Он брёл, нестареющий, бесчувственный, не сопричастный ничему по неменяющемуся миру, миру, лишённому заботы и тени, не знающему утрат и сожалений. А сбоку и сзади стояли восхищённые люди восторженно приветствовавшие счастливца, идущего в Никуда, поскольку только такое слово и может быть надёжным синонимом бесконечного счастья.
Дар
Вацек плохо понимал людей, хотя не было никого, кто бы лучше знал человеческую природу, ибо без всякого труда и на любом расстоянии мог внимать любому человеческому общению, слышать все разговоры и читать мысли. Да если бы только слышать!

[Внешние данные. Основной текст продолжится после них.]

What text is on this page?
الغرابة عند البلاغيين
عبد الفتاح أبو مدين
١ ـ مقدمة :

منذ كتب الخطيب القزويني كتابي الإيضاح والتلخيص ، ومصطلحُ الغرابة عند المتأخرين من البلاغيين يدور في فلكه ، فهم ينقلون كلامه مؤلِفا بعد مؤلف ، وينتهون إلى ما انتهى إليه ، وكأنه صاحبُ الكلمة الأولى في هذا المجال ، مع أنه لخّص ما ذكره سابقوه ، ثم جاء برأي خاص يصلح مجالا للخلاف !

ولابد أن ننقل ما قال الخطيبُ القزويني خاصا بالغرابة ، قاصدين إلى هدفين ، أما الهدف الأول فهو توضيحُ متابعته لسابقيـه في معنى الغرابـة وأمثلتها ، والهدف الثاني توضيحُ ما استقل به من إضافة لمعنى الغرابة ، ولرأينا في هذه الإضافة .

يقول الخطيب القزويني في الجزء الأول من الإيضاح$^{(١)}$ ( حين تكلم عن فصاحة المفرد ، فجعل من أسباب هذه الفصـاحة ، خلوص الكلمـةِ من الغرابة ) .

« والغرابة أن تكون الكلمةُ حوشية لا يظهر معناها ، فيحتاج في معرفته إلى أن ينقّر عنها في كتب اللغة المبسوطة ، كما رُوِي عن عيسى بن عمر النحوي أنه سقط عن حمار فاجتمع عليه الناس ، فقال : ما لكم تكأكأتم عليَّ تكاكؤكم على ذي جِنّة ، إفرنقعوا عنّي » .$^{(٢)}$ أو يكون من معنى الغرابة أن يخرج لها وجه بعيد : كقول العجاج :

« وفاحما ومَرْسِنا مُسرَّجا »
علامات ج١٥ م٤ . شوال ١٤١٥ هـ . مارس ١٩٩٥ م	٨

Он порою эти мысли мог видеть, они стояли у него перед глазами словно реальные события, и оттого ему приходилось поневоле проживать ещё многие сотни жизней заодно с окружающими его людьми.
Тем не менее он всё равно не понимал людей: отчего они почти никогда не используют то, чем так щедро наделила их природа, разменивая свою жизнь на всяческие пустяки.
Вацека считали человеком необщительным, хотя, впрочем, иначе и быть не могло – любой на его месте вёл бы себя точно так же, учитывая то, что его собеседниками ежедневно были даже не люди, а их судьбы.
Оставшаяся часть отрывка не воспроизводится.